The 25-pounders, the mountain guns, and the mortars opened up at 0615, and the troops jumped off at the appointed time, 0630. Allied bombers, after successfully chasing the enemy convoy back to Rabaul, joined in the fray at 0900. At 0945 there was a further friendly artillery barrage, and at 1345 and 1448 Allied planes came over again, strafing and bombing.
Despite this support, Warren Force made very little progress that day. Pressed tightly against the Japanese defensive positions and without tanks or enough heavy artillery using projectiles with delayed fuse to demolish the enemy fortifications, the Americans could make little headway. The troops fought desperately, but could not get through the enemy’s protective fire.

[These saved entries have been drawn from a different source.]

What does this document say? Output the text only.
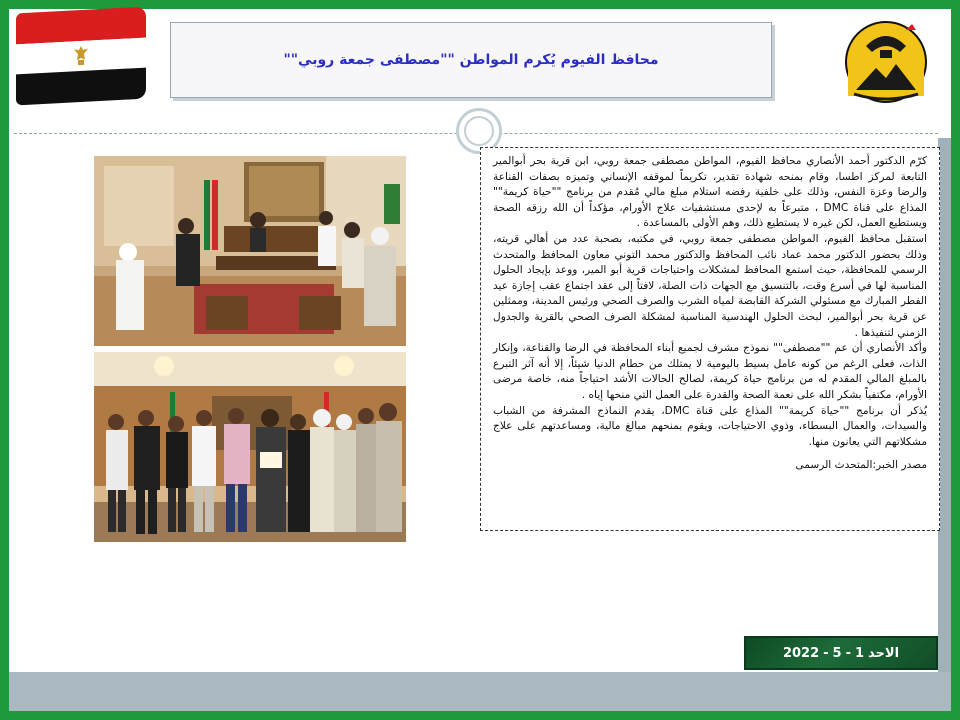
محافظ الفيوم يُكرم المواطن ""مصطفى جمعة روبي""

كرّم الدكتور أحمد الأنصاري محافظ الفيوم، المواطن مصطفى جمعة روبي، ابن قرية بحر أبوالمير التابعة لمركز اطسا، وقام بمنحه شهادة تقدير، تكريماً لموقفه الإنساني وتميزه بصفات القناعة والرضا وعزة النفس، وذلك على خلفية رفضه استلام مبلغ مالي مُقدم من برنامج ""حياة كريمة"" المذاع على قناة DMC ، متبرعاً به لإحدى مستشفيات علاج الأورام، مؤكداً أن الله رزقه الصحة ويستطيع العمل، لكن غيره لا يستطيع ذلك، وهم الأولى بالمساعدة .

استقبل محافظ الفيوم، المواطن مصطفى جمعة روبي، في مكتبه، بصحبة عدد من أهالي قريته، وذلك بحضور الدكتور محمد عماد نائب المحافظ والدكتور محمد التوني معاون المحافظ والمتحدث الرسمي للمحافظة، حيث استمع المحافظ لمشكلات واحتياجات قرية أبو المير، ووعد بإيجاد الحلول المناسبة لها في أسرع وقت، بالتنسيق مع الجهات ذات الصلة، لافتاً إلى عقد اجتماع عقب إجازة عيد الفطر المبارك مع مسئولي الشركة القابضة لمياه الشرب والصرف الصحي ورئيس المدينة، وممثلين عن قرية بحر أبوالمير، لبحث الحلول الهندسية المناسبة لمشكلة الصرف الصحي بالقرية والجدول الزمني لتنفيذها .

وأكد الأنصاري أن عم ""مصطفى"" نموذج مشرف لجميع أبناء المحافظة في الرضا والقناعة، وإنكار الذات، فعلى الرغم من كونه عامل بسيط باليومية لا يمتلك من حطام الدنيا شيئاً، إلا أنه آثر التبرع بالمبلغ المالي المقدم له من برنامج حياة كريمة، لصالح الحالات الأشد احتياجاً منه، خاصة مرضى الأورام، مكتفياً بشكر الله على نعمة الصحة والقدرة على العمل التي منحها إياه .

يُذكر أن برنامج ""حياة كريمة"" المذاع على قناة DMC، يقدم النماذج المشرفة من الشباب والسيدات، والعمال البسطاء، وذوي الاحتياجات، ويقوم بمنحهم مبالغ مالية، ومساعدتهم على علاج مشكلاتهم التي يعانون منها.

مصدر الخبر:المتحدث الرسمى

الاحد
1
-
5
-
2022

Company A, 128th Infantry, leading the attack along the coast, advanced less than a hundred yards when it ran into a massive log barricade which Colonel Yamamoto’s troops had thrown across the trail. Automatic fire from behind the barricade and from concealed positions on its left soon
brought the company’s advance to a complete halt. The artillery at Boreo was unable to reduce the barricade, and sustained fire from 81-mm. mortars and from a 37-mm. gun brought up specifically for the purpose seemed to make no impression upon it. By noon Company A had been definitely stopped, and the men began to dig in, in the intense heat of the day. When Company A was relieved by Company B that night, it was about 900 yards south of the Cape. Its right flank was still in front of the barricade, and its left, which had not kept up, was curved almost all the way back to the line of departure.55
Colonel Carrier, on McCoy’s left, facing west, had fared a little better. Ordered to infiltrate the eastern end of the New Strip with a view to striking along its northern edge, Company B tried to fight north into the fork but was stopped by enemy fire from a strongpoint dominating the spur and the strip. Company C, with the Independent Company on its left, was to flank the strip by advancing westward along its southern edge. It advanced to about the center of the strip before enemy fire became so heavy that it too had to dig in. Except for the slight progress on Colonel Carrier’s front, the attack had again failed.56
The situation was serious. Despite repeated attacks on it, the Japanese line stood intact. In the two weeks since the 32nd Division had marched out so confidently on the enemy positions at Buna, it had sustained 492 battle casualties but had made not so much as a single penetration of the enemy line.57 It was obvious that something would have to be done to intensify the attack.